Адский Псарь всегда дрессировал своих гончих как положено, но этот пёс, похоже, был слишком молод и разгорячён погоней. Вместо того, чтобы смириться с потерей добычи и вернуться к хозяину, он в ярости бросился на ту, кто осмелилась встать на его пути. Повалил на землю, метя клыками в горло, однако ангел успела закрыться рукой. Бритвенно острые когти полоснули её по груди, чудовищные челюсти насквозь прокусили тонкое предплечье, разжались — и больше не сомкнулись. Коротко свистнувшее в воздухе лезвие из дамасской стали рассекло адского пса пополам, поставив кровавую точку в его неудачной охоте.
— Вот же дрянь!
Спихнуть с ангела две части собачьей туши и не запачкаться было почти невозможно, однако Дин справился. Поддёрнув брюки, опустился перед истекающей кровью девчонкой на одно колено, нахмурился — да уж, Пах превосходно учит своих подопечных. Если оставить всё, как есть, очень скоро в Раю станет на одного ангела меньше.
— Ничего личного, — сообщил он, беря на руки бессознательное, неожиданно лёгкое тело. — Просто останавливаться на полпути — не мой стиль.
***
За тысячи километров от Карстон-сити, в долине реки Иордан солнце только садилось. Дин безошибочно выбрал небольшую безлюдную лужайку на восточном берегу и подошёл со своей ношей к самому краю мутно-жёлтой воды. Представил, что его сейчас ждёт, и ещё сильнее разозлился на безмозглую соплячку, умирающую у него на руках. Однако отступить было бы глупо, а выглядеть глупцом хотя бы в собственных глазах Дину не позволяла гордость. Так что он покрепче сцепил зубы и решительно вошёл в реку.
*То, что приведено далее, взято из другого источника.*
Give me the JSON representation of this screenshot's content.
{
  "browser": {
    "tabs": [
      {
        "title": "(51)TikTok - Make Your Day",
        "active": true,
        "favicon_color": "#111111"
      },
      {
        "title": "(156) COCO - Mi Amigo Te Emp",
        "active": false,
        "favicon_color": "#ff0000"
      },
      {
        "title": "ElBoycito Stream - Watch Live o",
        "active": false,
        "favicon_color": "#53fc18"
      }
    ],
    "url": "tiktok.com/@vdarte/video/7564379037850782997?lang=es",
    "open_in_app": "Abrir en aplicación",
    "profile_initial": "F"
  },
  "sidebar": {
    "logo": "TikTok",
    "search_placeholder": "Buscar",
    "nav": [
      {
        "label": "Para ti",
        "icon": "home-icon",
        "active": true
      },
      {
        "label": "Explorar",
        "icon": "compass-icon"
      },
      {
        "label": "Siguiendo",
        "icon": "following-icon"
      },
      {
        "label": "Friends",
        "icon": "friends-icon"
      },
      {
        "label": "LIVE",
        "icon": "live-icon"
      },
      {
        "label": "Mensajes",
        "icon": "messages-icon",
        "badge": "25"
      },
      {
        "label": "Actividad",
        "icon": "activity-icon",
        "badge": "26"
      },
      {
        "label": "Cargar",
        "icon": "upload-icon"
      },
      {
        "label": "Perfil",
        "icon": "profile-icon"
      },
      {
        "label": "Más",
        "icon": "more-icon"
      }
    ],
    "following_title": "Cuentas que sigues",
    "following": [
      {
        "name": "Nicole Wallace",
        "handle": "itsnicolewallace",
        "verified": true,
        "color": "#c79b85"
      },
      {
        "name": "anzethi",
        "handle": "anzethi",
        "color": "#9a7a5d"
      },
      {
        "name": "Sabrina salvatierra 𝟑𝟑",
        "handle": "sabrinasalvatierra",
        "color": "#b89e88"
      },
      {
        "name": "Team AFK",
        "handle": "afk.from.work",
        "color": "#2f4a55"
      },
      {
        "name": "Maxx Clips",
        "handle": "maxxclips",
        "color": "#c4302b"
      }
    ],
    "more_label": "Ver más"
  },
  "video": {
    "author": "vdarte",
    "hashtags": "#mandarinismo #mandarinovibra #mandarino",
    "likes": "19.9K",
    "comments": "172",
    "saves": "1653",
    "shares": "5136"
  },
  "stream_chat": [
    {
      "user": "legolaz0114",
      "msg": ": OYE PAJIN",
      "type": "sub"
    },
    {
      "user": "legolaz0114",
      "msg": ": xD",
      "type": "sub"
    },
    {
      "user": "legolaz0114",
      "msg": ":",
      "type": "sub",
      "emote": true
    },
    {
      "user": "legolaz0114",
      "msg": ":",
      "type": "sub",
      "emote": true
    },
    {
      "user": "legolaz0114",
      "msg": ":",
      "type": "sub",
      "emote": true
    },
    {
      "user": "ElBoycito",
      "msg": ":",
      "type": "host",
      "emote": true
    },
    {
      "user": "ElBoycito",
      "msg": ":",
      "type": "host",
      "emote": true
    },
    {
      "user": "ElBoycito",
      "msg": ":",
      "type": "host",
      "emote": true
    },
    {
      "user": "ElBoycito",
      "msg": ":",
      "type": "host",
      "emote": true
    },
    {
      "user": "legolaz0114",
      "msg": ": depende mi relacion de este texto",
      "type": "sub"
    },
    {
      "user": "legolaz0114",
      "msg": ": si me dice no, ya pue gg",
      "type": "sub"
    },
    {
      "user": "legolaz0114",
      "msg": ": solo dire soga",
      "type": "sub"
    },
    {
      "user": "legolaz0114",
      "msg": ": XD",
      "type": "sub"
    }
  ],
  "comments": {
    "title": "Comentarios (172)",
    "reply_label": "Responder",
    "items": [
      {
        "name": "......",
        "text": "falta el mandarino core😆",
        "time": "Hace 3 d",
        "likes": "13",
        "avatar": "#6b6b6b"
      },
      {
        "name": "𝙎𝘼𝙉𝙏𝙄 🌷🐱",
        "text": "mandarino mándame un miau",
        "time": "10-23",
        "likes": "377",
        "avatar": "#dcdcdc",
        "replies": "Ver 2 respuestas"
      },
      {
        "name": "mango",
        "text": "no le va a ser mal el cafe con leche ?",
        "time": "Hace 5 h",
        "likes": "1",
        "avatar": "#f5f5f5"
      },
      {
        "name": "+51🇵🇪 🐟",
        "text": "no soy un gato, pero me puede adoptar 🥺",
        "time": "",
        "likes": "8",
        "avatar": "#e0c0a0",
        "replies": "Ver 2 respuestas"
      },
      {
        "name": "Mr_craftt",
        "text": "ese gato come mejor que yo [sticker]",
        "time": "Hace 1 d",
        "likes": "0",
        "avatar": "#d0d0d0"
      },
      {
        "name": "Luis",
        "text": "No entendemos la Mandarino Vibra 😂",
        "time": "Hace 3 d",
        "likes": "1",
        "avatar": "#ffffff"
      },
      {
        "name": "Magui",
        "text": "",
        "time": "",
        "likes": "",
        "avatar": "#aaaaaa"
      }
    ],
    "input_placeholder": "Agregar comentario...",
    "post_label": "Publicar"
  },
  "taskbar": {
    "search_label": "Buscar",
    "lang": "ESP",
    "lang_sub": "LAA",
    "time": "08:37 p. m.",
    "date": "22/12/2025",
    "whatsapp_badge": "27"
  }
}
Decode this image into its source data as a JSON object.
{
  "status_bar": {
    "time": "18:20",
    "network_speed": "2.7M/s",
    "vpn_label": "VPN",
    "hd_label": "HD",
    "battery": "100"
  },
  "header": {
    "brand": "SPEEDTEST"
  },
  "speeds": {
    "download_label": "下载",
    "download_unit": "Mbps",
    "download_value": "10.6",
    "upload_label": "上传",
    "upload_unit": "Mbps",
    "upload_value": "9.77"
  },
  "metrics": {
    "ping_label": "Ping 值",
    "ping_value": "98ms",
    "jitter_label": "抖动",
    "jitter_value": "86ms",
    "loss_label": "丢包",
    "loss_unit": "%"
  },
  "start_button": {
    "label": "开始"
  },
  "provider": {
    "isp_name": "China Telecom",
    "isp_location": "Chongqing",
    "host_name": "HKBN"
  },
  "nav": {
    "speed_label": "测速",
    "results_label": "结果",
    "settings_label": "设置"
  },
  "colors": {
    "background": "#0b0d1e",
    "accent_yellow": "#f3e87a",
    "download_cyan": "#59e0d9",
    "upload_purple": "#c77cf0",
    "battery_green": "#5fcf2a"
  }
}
Ощущение было такое, будто он решил искупаться в чане с соляной кислотой. И всё же Дин погрузился почти по пояс, прежде чем аккуратно опустить в воду тело ангела, которое, естественно, сразу пошло ко дну. Тем не менее спасателя это не обеспокоило — река, где крестился Назаретянин, не причинит вреда обитательнице райских кущ. Зато теперь можно было наконец-то выбраться из воды, что Дин и сделал с неприличной для его статуса поспешностью. Окинул себя мрачным взглядом — мокрая, перепачканная кровью одежда, руки словно кипятком ошпарены, даже волдыри вздулись. И, судя по непередаваемым ощущениям, такая же участь постигла все соприкасавшиеся с речной водой части тела. М-да, весёленькие сутки ему предстоят, пока не закончится регенерация. А всё из-за кого? Из-за прекраснодушной дуры, не умеющей элементарно за себя постоять, но при этом сознательно лезущей Гриму в пасть. Дин клятвенно пообещал, что девчонка сполна ответит за все причинённые неудобства, и щёлкнул пальцами, вызывая низшего духа.